Leeward emergency road must be kept
If the proposal for a secondary access road for the Wai'anae Coast did not make the final priority list of an O'ahu transportation planning group, it may be because it was not properly defined.
The Wai'anae road was one of many projects being considered by the O'ahu Metropolitan Planning Organization's Year 2025 master plan.
This plan is an important step in obtaining federal funding for local transportation projects.
The plan ranges from the city's proposed $889.1 million Bus Rapid Transit System to a $20 million commuter ferry.
But it does not include, at least as a matter of top priority, a second access road into Wai'anae. This has long been pushed by residents of the Leeward Coast who are effectively trapped whenever the existing Farrington Highway access route is blocked.

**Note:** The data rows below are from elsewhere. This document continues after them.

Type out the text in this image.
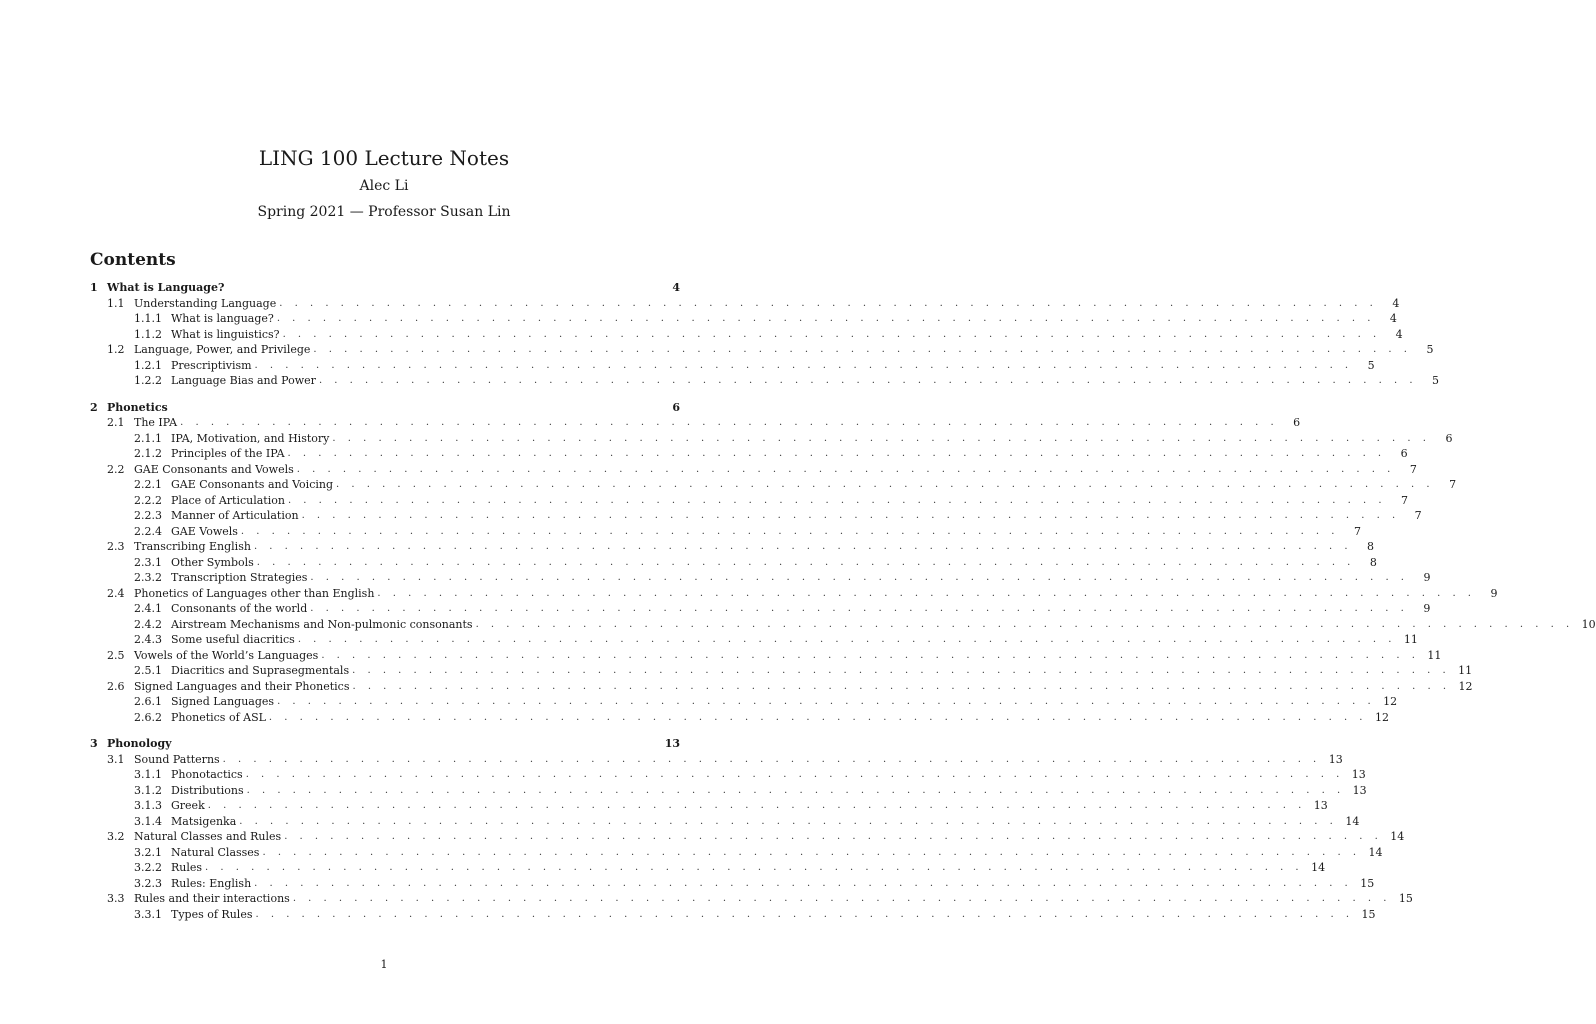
LING 100 Lecture Notes
Alec Li
Spring 2021 — Professor Susan Lin
Contents
1 What is Language?	4
1.1 Understanding Language . . . . . . . . . . . . . . . . . . . . . . . . . . . . . . . . . . . . . . . . . . . . . . . . . . . . . . . . . . . . . . . . . . . . . . . .	4
1.1.1 What is language? . . . . . . . . . . . . . . . . . . . . . . . . . . . . . . . . . . . . . . . . . . . . . . . . . . . . . . . . . . . . . . . . . . . . . . . .	4
1.1.2 What is linguistics? . . . . . . . . . . . . . . . . . . . . . . . . . . . . . . . . . . . . . . . . . . . . . . . . . . . . . . . . . . . . . . . . . . . . . . . .	4
1.2 Language, Power, and Privilege . . . . . . . . . . . . . . . . . . . . . . . . . . . . . . . . . . . . . . . . . . . . . . . . . . . . . . . . . . . . . . . . . . . . . . . .	5
1.2.1 Prescriptivism . . . . . . . . . . . . . . . . . . . . . . . . . . . . . . . . . . . . . . . . . . . . . . . . . . . . . . . . . . . . . . . . . . . . . . . .	5
1.2.2 Language Bias and Power . . . . . . . . . . . . . . . . . . . . . . . . . . . . . . . . . . . . . . . . . . . . . . . . . . . . . . . . . . . . . . . . . . . . . . . .	5
2 Phonetics	6
2.1 The IPA . . . . . . . . . . . . . . . . . . . . . . . . . . . . . . . . . . . . . . . . . . . . . . . . . . . . . . . . . . . . . . . . . . . . . . . .	6
2.1.1 IPA, Motivation, and History . . . . . . . . . . . . . . . . . . . . . . . . . . . . . . . . . . . . . . . . . . . . . . . . . . . . . . . . . . . . . . . . . . . . . . . .	6
2.1.2 Principles of the IPA . . . . . . . . . . . . . . . . . . . . . . . . . . . . . . . . . . . . . . . . . . . . . . . . . . . . . . . . . . . . . . . . . . . . . . . .	6
2.2 GAE Consonants and Vowels . . . . . . . . . . . . . . . . . . . . . . . . . . . . . . . . . . . . . . . . . . . . . . . . . . . . . . . . . . . . . . . . . . . . . . . .	7
2.2.1 GAE Consonants and Voicing . . . . . . . . . . . . . . . . . . . . . . . . . . . . . . . . . . . . . . . . . . . . . . . . . . . . . . . . . . . . . . . . . . . . . . . .	7
2.2.2 Place of Articulation . . . . . . . . . . . . . . . . . . . . . . . . . . . . . . . . . . . . . . . . . . . . . . . . . . . . . . . . . . . . . . . . . . . . . . . .	7
2.2.3 Manner of Articulation . . . . . . . . . . . . . . . . . . . . . . . . . . . . . . . . . . . . . . . . . . . . . . . . . . . . . . . . . . . . . . . . . . . . . . . .	7
2.2.4 GAE Vowels . . . . . . . . . . . . . . . . . . . . . . . . . . . . . . . . . . . . . . . . . . . . . . . . . . . . . . . . . . . . . . . . . . . . . . . .	7
2.3 Transcribing English . . . . . . . . . . . . . . . . . . . . . . . . . . . . . . . . . . . . . . . . . . . . . . . . . . . . . . . . . . . . . . . . . . . . . . . .	8
2.3.1 Other Symbols . . . . . . . . . . . . . . . . . . . . . . . . . . . . . . . . . . . . . . . . . . . . . . . . . . . . . . . . . . . . . . . . . . . . . . . .	8
2.3.2 Transcription Strategies . . . . . . . . . . . . . . . . . . . . . . . . . . . . . . . . . . . . . . . . . . . . . . . . . . . . . . . . . . . . . . . . . . . . . . . .	9
2.4 Phonetics of Languages other than English . . . . . . . . . . . . . . . . . . . . . . . . . . . . . . . . . . . . . . . . . . . . . . . . . . . . . . . . . . . . . . . . . . . . . . . .	9
2.4.1 Consonants of the world . . . . . . . . . . . . . . . . . . . . . . . . . . . . . . . . . . . . . . . . . . . . . . . . . . . . . . . . . . . . . . . . . . . . . . . .	9
2.4.2 Airstream Mechanisms and Non-pulmonic consonants . . . . . . . . . . . . . . . . . . . . . . . . . . . . . . . . . . . . . . . . . . . . . . . . . . . . . . . . . . . . . . . . . . . . . . . . 10
2.4.3 Some useful diacritics . . . . . . . . . . . . . . . . . . . . . . . . . . . . . . . . . . . . . . . . . . . . . . . . . . . . . . . . . . . . . . . . . . . . . . . . 11
2.5 Vowels of the World’s Languages . . . . . . . . . . . . . . . . . . . . . . . . . . . . . . . . . . . . . . . . . . . . . . . . . . . . . . . . . . . . . . . . . . . . . . . . 11
2.5.1 Diacritics and Suprasegmentals . . . . . . . . . . . . . . . . . . . . . . . . . . . . . . . . . . . . . . . . . . . . . . . . . . . . . . . . . . . . . . . . . . . . . . . . 11
2.6 Signed Languages and their Phonetics . . . . . . . . . . . . . . . . . . . . . . . . . . . . . . . . . . . . . . . . . . . . . . . . . . . . . . . . . . . . . . . . . . . . . . . . 12
2.6.1 Signed Languages . . . . . . . . . . . . . . . . . . . . . . . . . . . . . . . . . . . . . . . . . . . . . . . . . . . . . . . . . . . . . . . . . . . . . . . . 12
2.6.2 Phonetics of ASL . . . . . . . . . . . . . . . . . . . . . . . . . . . . . . . . . . . . . . . . . . . . . . . . . . . . . . . . . . . . . . . . . . . . . . . . 12
3 Phonology	13
3.1 Sound Patterns . . . . . . . . . . . . . . . . . . . . . . . . . . . . . . . . . . . . . . . . . . . . . . . . . . . . . . . . . . . . . . . . . . . . . . . . 13
3.1.1 Phonotactics . . . . . . . . . . . . . . . . . . . . . . . . . . . . . . . . . . . . . . . . . . . . . . . . . . . . . . . . . . . . . . . . . . . . . . . . 13
3.1.2 Distributions . . . . . . . . . . . . . . . . . . . . . . . . . . . . . . . . . . . . . . . . . . . . . . . . . . . . . . . . . . . . . . . . . . . . . . . . 13
3.1.3 Greek . . . . . . . . . . . . . . . . . . . . . . . . . . . . . . . . . . . . . . . . . . . . . . . . . . . . . . . . . . . . . . . . . . . . . . . . 13
3.1.4 Matsigenka . . . . . . . . . . . . . . . . . . . . . . . . . . . . . . . . . . . . . . . . . . . . . . . . . . . . . . . . . . . . . . . . . . . . . . . . 14
3.2 Natural Classes and Rules . . . . . . . . . . . . . . . . . . . . . . . . . . . . . . . . . . . . . . . . . . . . . . . . . . . . . . . . . . . . . . . . . . . . . . . . 14
3.2.1 Natural Classes . . . . . . . . . . . . . . . . . . . . . . . . . . . . . . . . . . . . . . . . . . . . . . . . . . . . . . . . . . . . . . . . . . . . . . . . 14
3.2.2 Rules . . . . . . . . . . . . . . . . . . . . . . . . . . . . . . . . . . . . . . . . . . . . . . . . . . . . . . . . . . . . . . . . . . . . . . . . 14
3.2.3 Rules: English . . . . . . . . . . . . . . . . . . . . . . . . . . . . . . . . . . . . . . . . . . . . . . . . . . . . . . . . . . . . . . . . . . . . . . . . 15
3.3 Rules and their interactions . . . . . . . . . . . . . . . . . . . . . . . . . . . . . . . . . . . . . . . . . . . . . . . . . . . . . . . . . . . . . . . . . . . . . . . . 15
3.3.1 Types of Rules . . . . . . . . . . . . . . . . . . . . . . . . . . . . . . . . . . . . . . . . . . . . . . . . . . . . . . . . . . . . . . . . . . . . . . . . 15
1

The OMPO plan does endorse the city's far more modest emergency access route, which would patch together a secondary route using existing back roads and temporary connections. But it puts on the back burner a more comprehensive second route into and out of the Leeward Coast.
Purely as a transportation decision, this might make sense. There are other projects that might do more for the overall transportation needs of the island of O'ahu.
But as a health and safety matter, the second Wai'anae route takes on much greater magnitude. Imagine a tsunami striking the Leeward Coast and no effective way to escape.
If the OMPO transportation-focused planning process cannot make room for this project, then it is up to state and city officials to find another way to make it happen.